Dans ces moments de visions sépulcrales, je te cherche partout. Il me semble que nous ne sommes séparés que par des brouillards épais, dans lesquels nous errons tous les deux, et dans lesquels, en punition de quelque faute que je cherche à me rappeler en vain, nous sommes condamnés à errer continuellement sans nous retrouver jamais.

Dans ces moments-là, je crois que mon pouls ne bat plus que quinze ou vingt fois à la minute, que mon sang se refroidit, que mon cœur s'endort; dans ces moments-là, je serais aussi incapable de me défendre d'un homme qui en voudrait à ma vie, que d'un homme qui en voudrait à mon honneur. Je suis comme ces malheureux tombés en catalepsie, que l'on croit morts, devant lesquels on discute la question de leurs funérailles, dans quel cercueil on les mettra, de plomb ou de chêne, qui entendent tout, dont le cœur bondit de terreur, mais qui cependant ne peuvent s'opposer à rien.

Eh bien! j'étais en voyant apparaître les fatales charrettes, dans un de ces moments-là: je croyais faire un rêve; tout ce que j'avais accompli depuis huit jours n'était point des actions de la vie, mais des actes de la mort.

Allons donc! si j'étais pour quelque chose dans les blessures, dans l'agonie, dans le supplice de tous ces gens-là, est-ce que je me le pardonnerais jamais?

Voilà une chose hideuse. Voilà des morts, des mourants; voilà des êtres humains, des frères, oui, des frères,—car nul ne peut renier la fraternité humaine,—que l'on conduit à la guillotine. Ils sont cassés, brisés, disloqués; l'un deux est déjà entré dans la mort, les autres y ont un pied. Et je suis pour quelque chose dans cette horreur?... Impossible!

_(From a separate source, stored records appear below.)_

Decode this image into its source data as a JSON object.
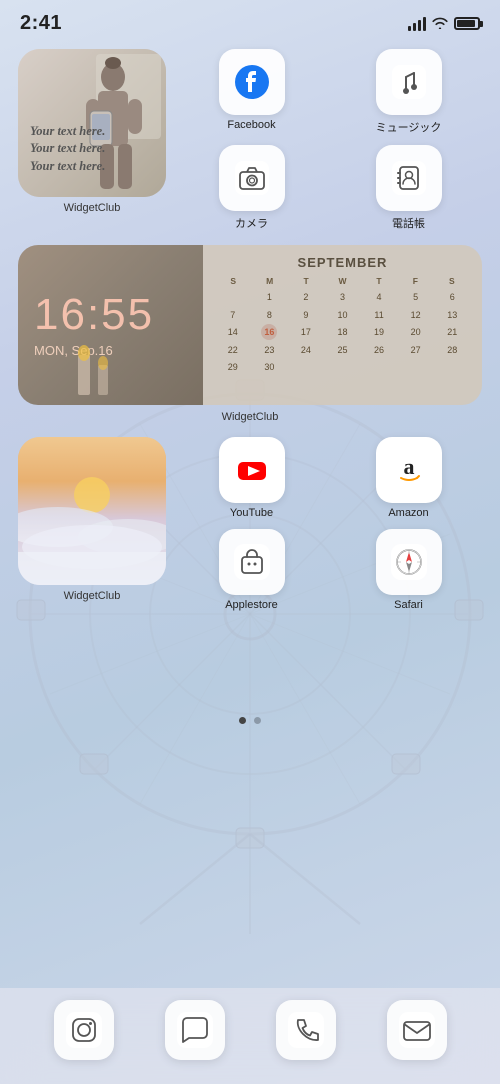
{
  "status": {
    "time": "2:41",
    "battery_label": "battery"
  },
  "widgets": {
    "widget_club_label": "WidgetClub",
    "widget_text_line1": "Your text here.",
    "widget_text_line2": "Your text here.",
    "widget_text_line3": "Your text here.",
    "calendar_time": "16:55",
    "calendar_date": "MON, Sep.16",
    "calendar_month": "SEPTEMBER",
    "calendar_days_header": [
      "S",
      "M",
      "T",
      "W",
      "T",
      "F",
      "S"
    ],
    "calendar_days": [
      "",
      "1",
      "2",
      "3",
      "4",
      "5",
      "6",
      "7",
      "8",
      "9",
      "10",
      "11",
      "12",
      "13",
      "14",
      "15",
      "16",
      "17",
      "18",
      "19",
      "20",
      "21",
      "22",
      "23",
      "24",
      "25",
      "26",
      "27",
      "28",
      "29",
      "30"
    ],
    "calendar_today": "16"
  },
  "apps": {
    "facebook_label": "Facebook",
    "music_label": "ミュージック",
    "camera_label": "カメラ",
    "contacts_label": "電話帳",
    "youtube_label": "YouTube",
    "amazon_label": "Amazon",
    "appstore_label": "Applestore",
    "safari_label": "Safari"
  },
  "dock": {
    "instagram_label": "Instagram",
    "messages_label": "Messages",
    "phone_label": "Phone",
    "mail_label": "Mail"
  },
  "page_dots": {
    "active": 0,
    "count": 2
  }
}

Moi, ton Éva, Jacques, comprends-tu? moi que tu appelais ta fleur, ton fruit, ton oiseau chanteur, ton ruisseau, ta goutte de rosée, ton souffle d'air!

Si fait! Je me rappelle. Mon destin m'a jetée dans une prison. Dans cette prison j'ai connu deux femmes, belles comme des anges de lumière. Elles aimaient. L'une était mère et avait des enfants; l'autre, d'un amour moins pur, aimait un homme qui n'était pas son mari. Toutes deux avaient peur de mourir; moi, qui n'avais pas peur pour moi, j'eus peur pour elles. Je me jetai, dans ce terrible labyrinthe politique où je n'avais jamais mis le pied.—Et moi aussi, alors, la soif du sang m'a prise; j'ai dit: Je voudrais que ces hommes-là mourussent pour que ces femmes-là ne mourussent point; et je vais aider à faire mourir les uns pour faire vivre les autres.

Et dès lors j'ai oublié que j'étais une jeune fille, une femme timide; j'ai couru les rues de Paris la nuit; j'ai porté un poignard qui parlait; il disait: je demande à tuer! et un rhéteur lui répondait: Tue sans phrases!

Ce poignard, le lendemain je l'ai vu briller dans la main d'un homme sur la poitrine d'un autre homme. Il n'a pas tué, c'est vrai, mais il a dit: Prenez garde, si vous ne tuez pas avec la voix, je tuerai avec le fer.